The ethnic children and women in Naogaon district have been suffering from malnutrition due to disappearance of the sources of nutrition triggered by drought.
"In the past, we passed our days by eating eel, fish, crab and snail, which were abundant here, to meet our nutritional demand. But those have disappeared from our locality for lack of rainfall. That's why we have been suffering from malnutrition," said Parbati Akkata, a woman of Oraon community at Porsha upazila.
"We have no enough affordability to eat meat," she said, "So, now we only eat vegetables grown in wild and on the homestead premises."
Ataur Rahman, programme officer of local NGO Barendrabhumi Samaj Unnayan Sangstha (BSDO), said the aquatic animals like eel, fish, crab and snail are the main sources for the plain-land ethic people to meet their nutritional demand.
But, he said, the habitats of those species – waterbodies and canals – are being dried up there due to poor rainfall, destroying the sources of nutrition.
Ataur said the ethnic women and children have been suffered more from malnutrition since the poor ethnic households do not have enough affordability to buy nutritional food items like meat and fish.
Water scarcity is a common phenomenon in the Barind region during the dry season. But, even in monsoon, the Naogaon district now experiences poor rainfall due to changes in precipitation pattern, caused by climate change, contributing a prolonged drought there that damages Aman paddy fields of ethic people.

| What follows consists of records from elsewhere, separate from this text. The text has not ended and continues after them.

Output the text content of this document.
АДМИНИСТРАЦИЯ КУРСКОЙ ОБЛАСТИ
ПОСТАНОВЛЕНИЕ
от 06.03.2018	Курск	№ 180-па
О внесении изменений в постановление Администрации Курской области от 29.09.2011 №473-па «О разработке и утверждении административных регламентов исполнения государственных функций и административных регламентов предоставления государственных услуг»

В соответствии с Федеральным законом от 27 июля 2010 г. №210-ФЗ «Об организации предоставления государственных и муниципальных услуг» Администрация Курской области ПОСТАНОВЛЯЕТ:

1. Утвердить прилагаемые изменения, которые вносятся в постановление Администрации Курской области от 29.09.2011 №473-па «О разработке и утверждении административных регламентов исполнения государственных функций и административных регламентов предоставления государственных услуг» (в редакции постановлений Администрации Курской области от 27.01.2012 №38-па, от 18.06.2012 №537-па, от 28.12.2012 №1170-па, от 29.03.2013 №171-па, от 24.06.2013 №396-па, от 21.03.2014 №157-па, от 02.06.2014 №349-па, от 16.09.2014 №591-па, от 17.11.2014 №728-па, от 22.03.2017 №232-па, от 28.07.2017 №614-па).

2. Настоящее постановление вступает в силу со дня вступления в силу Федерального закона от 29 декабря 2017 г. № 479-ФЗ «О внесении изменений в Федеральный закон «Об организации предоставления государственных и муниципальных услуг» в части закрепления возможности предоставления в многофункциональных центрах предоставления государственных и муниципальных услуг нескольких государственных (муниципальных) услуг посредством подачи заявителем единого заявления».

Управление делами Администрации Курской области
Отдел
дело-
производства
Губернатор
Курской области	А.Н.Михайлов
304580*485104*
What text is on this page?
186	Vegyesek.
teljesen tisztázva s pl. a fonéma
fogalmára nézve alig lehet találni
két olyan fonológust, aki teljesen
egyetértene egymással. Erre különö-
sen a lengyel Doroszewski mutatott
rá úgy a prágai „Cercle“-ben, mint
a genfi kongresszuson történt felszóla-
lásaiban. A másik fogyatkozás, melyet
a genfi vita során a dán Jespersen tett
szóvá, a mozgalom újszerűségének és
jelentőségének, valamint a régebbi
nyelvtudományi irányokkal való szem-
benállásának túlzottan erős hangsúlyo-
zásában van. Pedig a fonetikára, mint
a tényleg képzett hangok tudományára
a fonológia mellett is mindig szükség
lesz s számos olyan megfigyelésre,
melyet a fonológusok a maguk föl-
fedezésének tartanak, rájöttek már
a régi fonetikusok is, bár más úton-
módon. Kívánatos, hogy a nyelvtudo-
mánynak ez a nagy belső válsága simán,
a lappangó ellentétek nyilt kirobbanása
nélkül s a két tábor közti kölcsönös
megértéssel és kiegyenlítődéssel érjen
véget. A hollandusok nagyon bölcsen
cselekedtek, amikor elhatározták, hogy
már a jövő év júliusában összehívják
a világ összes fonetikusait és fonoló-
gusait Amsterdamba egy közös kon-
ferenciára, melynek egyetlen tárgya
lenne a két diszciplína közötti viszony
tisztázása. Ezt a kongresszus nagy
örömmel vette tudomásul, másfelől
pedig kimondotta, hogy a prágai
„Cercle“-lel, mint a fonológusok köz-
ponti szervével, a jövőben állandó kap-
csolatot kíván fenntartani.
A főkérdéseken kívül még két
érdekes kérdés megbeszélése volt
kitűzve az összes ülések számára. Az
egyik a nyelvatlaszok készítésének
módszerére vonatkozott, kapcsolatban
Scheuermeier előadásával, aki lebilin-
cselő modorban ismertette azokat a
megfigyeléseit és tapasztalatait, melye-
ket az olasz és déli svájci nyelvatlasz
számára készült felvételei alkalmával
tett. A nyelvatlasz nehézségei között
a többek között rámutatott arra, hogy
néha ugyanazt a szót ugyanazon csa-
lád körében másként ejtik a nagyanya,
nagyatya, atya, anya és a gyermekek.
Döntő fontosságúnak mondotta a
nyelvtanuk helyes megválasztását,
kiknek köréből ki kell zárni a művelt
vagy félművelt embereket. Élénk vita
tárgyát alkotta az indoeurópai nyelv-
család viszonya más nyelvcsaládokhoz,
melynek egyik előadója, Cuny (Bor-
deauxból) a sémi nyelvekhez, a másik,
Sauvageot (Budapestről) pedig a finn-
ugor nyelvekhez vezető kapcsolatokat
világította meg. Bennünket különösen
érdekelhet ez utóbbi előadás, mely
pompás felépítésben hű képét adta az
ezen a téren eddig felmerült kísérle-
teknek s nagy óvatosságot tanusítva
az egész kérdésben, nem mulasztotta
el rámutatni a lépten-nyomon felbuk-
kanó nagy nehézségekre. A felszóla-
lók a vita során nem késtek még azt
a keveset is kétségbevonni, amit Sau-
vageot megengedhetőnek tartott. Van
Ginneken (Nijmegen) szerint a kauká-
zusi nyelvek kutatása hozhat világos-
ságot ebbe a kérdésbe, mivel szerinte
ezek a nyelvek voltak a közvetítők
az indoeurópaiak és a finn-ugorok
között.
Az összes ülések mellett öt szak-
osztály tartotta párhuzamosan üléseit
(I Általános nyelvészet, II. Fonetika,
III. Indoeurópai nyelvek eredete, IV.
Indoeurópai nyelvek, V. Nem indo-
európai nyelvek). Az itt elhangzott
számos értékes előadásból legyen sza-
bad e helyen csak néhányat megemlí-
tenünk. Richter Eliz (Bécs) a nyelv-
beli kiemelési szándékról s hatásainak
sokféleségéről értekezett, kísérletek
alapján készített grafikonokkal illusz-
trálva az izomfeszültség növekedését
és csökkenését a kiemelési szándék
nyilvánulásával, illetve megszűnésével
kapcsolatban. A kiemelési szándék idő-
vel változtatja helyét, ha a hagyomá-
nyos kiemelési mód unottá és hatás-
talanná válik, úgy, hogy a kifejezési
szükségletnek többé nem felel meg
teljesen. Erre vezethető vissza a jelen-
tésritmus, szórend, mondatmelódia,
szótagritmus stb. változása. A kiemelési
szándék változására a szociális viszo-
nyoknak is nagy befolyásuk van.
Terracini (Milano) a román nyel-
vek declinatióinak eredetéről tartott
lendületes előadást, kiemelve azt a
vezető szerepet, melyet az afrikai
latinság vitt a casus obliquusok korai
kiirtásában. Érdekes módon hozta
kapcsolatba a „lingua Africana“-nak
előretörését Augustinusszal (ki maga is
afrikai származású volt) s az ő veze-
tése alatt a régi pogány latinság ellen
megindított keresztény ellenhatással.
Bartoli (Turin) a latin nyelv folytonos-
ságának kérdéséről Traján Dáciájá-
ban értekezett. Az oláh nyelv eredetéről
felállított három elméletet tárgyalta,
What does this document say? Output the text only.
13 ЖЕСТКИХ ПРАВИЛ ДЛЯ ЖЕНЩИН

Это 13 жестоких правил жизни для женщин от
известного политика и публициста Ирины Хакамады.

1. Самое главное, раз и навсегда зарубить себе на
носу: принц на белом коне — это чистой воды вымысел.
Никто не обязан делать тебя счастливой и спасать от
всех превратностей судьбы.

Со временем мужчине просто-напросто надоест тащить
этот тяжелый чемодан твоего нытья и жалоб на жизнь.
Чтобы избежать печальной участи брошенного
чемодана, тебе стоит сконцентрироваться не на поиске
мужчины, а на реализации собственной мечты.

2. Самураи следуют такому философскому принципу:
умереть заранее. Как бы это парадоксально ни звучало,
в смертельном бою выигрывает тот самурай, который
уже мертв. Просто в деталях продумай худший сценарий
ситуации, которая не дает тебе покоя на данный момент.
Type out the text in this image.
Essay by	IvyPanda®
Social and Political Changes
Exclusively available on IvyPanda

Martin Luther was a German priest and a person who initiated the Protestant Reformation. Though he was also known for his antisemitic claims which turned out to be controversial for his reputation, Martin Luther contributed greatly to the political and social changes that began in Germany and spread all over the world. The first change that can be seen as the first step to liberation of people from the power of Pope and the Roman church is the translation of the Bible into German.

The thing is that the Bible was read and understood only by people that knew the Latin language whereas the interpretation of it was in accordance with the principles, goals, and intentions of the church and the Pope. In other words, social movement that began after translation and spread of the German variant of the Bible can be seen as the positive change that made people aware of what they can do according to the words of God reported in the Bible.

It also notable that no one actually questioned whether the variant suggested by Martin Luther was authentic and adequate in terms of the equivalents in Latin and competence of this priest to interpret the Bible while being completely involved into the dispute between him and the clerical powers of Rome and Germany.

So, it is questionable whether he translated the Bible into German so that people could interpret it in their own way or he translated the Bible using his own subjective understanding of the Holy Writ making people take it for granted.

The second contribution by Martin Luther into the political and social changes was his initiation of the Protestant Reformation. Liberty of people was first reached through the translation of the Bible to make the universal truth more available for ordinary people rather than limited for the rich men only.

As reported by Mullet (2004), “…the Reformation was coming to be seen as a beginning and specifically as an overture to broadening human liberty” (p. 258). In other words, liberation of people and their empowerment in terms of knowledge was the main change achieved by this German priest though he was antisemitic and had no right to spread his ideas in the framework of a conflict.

"Last year, my Aman paddy fields were dried up for lack of rainfall. I harvested only 100 kilograms of paddy in one bigha of land. Paddy depends on rainwater. We have planted paddy this year, but I do not know whether we would be able to harvest paddy or not," Sukur Oraon, a sharecropper, said.
"No rain, no crop. If rains do not occur, the paddy fields will dry up this year too," he added.
In Barind region, the plain-land ethnic people are landless and they (both man and women) work as agriculture labourers or sharecroppers. Aman paddy is the lone crop, which depends on rainwater, in the region.
Frequent droughts, poor precipitation and higher temperature, caused by climate change, have driven the landlords to leave paddy cultivation and switch to profitable cash crops.
Ataur said if the paddy of ethnic people dry up for lack of rainfall, they would have to face food crisis, resulting malnutrition among them, particularly among the women and children.